Schweiz Med Wochenschr. 1998 Feb 14;128(7):254-8.
The risk of presenting adverse drug reactions (ADR) is greater for elderly patients. Chronological age is not an independent risk factor for ADRs, but age-dependent factors such as polymedication, multiple diseases and changes in pharmacokinetics and pharmacodynamics seem to be responsible for the risk of developing more adverse drug reactions. We analyzed the ADRs spontaneously reported to the Swiss Drug Monitoring Centre (SANZ) between 1981 and 1995. Age-specific relative incidences of the reported ADRs affecting different organ systems were calculated. For elderly patients we found a decrease in the relative incidence of dermatological ADRs and an increase in neuropsychic and hematological ADRs. The incidence of serious ADRs increased by 8.7% in older patients (> 70 years). The results of this analysis of spontaneous reports were inconsistent with results from epidemiological studies. The possibility and reasons for under-reporting ADRs occurring in elderly patients are discussed.
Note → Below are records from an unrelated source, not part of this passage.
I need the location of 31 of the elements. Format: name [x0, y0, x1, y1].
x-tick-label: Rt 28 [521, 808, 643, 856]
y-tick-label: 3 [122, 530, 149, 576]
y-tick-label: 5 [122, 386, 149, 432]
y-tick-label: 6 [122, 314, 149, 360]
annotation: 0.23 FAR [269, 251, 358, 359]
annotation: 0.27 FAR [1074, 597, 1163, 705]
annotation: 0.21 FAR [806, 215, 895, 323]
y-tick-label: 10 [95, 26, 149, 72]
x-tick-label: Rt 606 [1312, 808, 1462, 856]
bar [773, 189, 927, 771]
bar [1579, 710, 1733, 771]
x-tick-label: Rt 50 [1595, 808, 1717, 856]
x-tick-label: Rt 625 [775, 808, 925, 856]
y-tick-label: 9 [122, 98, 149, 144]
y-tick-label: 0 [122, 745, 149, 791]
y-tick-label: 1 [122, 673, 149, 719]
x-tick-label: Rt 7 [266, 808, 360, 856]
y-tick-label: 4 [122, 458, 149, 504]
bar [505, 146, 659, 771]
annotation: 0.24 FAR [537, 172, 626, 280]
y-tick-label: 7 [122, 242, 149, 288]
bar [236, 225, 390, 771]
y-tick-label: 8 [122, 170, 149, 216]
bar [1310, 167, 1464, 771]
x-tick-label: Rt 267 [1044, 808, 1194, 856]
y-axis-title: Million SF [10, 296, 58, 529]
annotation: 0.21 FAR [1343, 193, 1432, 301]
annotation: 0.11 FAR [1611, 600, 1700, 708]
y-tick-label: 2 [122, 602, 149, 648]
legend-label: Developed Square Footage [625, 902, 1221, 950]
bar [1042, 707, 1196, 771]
老年患者出现药物不良反应(ADR)的风险更高。实际年龄并非ADR的独立风险因素,但诸如多药合用、多种疾病以及药代动力学和药效学变化等与年龄相关的因素似乎是导致发生更多药物不良反应风险的原因。我们分析了1981年至1995年间自发向瑞士药物监测中心(SANZ)报告的ADR。计算了影响不同器官系统的报告ADR的年龄特异性相对发生率。对于老年患者,我们发现皮肤ADR的相对发生率下降,而神经精神和血液学ADR的相对发生率上升。老年患者(>70岁)严重ADR的发生率增加了8.7%。对自发报告的分析结果与流行病学研究结果不一致。讨论了老年患者中ADR报告不足的可能性及原因。